IFR’s story on the bonds quoted ING analysts highlighting the fact the level paid by Santander was not sustainable when it came to mortgage lending. They pointed out that the rate charged by Spanish banks for mortgage loans with a duration over three years approaches 3.5%. Two-year swap rates at 57bp and pricing of 390bp over mid-swaps exemplifies the nature of the problem.

THE GLOOM around Spain is unlikely to lift any time soon. The government is actively negotiating the conditions of an effective eurozone bailout that will likely see the EFSF buy Spanish government bonds in the primary market and the ECB would keep secondary levels below an agreed spread over Germany.
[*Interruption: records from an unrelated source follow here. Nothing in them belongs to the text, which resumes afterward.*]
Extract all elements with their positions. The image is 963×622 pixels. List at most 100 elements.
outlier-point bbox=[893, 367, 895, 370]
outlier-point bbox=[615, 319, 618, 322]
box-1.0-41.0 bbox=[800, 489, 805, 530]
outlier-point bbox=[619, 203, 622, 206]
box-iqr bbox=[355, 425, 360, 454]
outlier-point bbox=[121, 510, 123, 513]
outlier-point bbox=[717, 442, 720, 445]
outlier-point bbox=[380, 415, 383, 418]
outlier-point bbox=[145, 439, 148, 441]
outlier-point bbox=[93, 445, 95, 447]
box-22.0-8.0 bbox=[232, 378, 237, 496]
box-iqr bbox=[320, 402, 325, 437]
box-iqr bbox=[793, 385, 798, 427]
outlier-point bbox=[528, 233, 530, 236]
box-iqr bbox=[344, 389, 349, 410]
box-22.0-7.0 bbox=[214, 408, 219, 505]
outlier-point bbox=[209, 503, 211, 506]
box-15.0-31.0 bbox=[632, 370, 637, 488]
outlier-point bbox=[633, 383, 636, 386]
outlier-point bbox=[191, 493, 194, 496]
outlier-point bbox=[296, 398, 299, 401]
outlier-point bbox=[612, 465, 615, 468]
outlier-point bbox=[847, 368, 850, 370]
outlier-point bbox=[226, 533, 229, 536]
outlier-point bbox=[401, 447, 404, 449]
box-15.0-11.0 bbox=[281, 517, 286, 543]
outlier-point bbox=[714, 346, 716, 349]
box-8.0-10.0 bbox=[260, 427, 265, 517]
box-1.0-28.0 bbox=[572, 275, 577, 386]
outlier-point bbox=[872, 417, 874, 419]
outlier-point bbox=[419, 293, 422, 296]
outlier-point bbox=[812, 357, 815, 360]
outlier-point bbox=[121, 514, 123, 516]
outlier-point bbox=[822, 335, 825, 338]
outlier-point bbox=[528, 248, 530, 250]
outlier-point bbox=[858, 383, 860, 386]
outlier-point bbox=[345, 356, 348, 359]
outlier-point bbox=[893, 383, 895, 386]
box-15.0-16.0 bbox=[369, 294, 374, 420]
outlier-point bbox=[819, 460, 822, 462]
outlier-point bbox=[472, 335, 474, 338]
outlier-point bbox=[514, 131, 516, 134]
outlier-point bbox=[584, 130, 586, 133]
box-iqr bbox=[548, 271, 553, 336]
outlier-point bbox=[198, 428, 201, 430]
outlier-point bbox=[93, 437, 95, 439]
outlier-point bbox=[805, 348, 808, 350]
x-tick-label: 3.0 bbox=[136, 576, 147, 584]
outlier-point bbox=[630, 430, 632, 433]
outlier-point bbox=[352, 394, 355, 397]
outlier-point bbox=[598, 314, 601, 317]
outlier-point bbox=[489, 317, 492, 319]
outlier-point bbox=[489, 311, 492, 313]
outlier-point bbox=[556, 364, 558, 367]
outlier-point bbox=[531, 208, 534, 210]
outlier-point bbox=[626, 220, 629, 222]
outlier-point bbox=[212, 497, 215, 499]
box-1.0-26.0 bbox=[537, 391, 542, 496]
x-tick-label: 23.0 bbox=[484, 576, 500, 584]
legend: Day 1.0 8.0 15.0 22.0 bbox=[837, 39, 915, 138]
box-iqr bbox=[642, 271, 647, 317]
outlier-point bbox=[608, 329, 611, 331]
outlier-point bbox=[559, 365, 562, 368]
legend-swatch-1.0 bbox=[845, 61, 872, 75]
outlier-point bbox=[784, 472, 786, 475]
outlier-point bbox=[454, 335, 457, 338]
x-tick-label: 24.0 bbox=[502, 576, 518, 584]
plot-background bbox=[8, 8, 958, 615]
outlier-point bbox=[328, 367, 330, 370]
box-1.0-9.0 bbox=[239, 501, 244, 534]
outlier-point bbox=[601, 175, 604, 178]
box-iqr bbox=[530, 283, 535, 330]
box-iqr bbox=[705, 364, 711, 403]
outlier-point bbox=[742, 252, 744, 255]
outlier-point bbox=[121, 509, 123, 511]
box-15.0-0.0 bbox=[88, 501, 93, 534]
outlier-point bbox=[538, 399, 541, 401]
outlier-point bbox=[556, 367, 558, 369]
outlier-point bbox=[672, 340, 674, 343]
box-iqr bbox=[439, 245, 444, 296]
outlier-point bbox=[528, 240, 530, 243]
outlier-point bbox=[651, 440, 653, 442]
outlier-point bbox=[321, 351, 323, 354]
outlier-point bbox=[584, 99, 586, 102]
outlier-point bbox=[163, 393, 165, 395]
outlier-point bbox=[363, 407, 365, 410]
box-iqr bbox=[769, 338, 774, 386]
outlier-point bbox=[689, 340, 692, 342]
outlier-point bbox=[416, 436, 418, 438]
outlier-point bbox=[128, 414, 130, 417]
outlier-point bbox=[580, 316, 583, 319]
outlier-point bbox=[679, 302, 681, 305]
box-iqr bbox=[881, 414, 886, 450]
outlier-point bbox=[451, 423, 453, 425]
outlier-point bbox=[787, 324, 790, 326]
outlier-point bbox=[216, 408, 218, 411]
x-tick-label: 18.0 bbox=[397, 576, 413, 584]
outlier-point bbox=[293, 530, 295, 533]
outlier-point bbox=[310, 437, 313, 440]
We’re unlikely to see any concrete proposals emerge until some weeks after the ECB meeting on September 6, but it it’s a question of when and on what basis, rather than if. The likelihood of Moody’s lowering Spanish government bonds to non-investment-grade won’t necessarily change anything, but it will provide a nice news front-end with which to angle the plans.

Talks about the size of any bailout are centred around the €300bn number, and among the conditions will be stringent monitoring and more concrete influence from Brussels over Mariano Rajoy’s budget and spending.

The first tranche of €30bn of Spain’s €100bn bank bailout – to be injected into Bankia and other nationalised banks (CatalunyaCaixa and NovaCaixaGalicia) – is also likely to be delayed, pending more details on how the money will be used and specifics on the bad bank being established to take dud real estate assets off the banks’ balance sheets.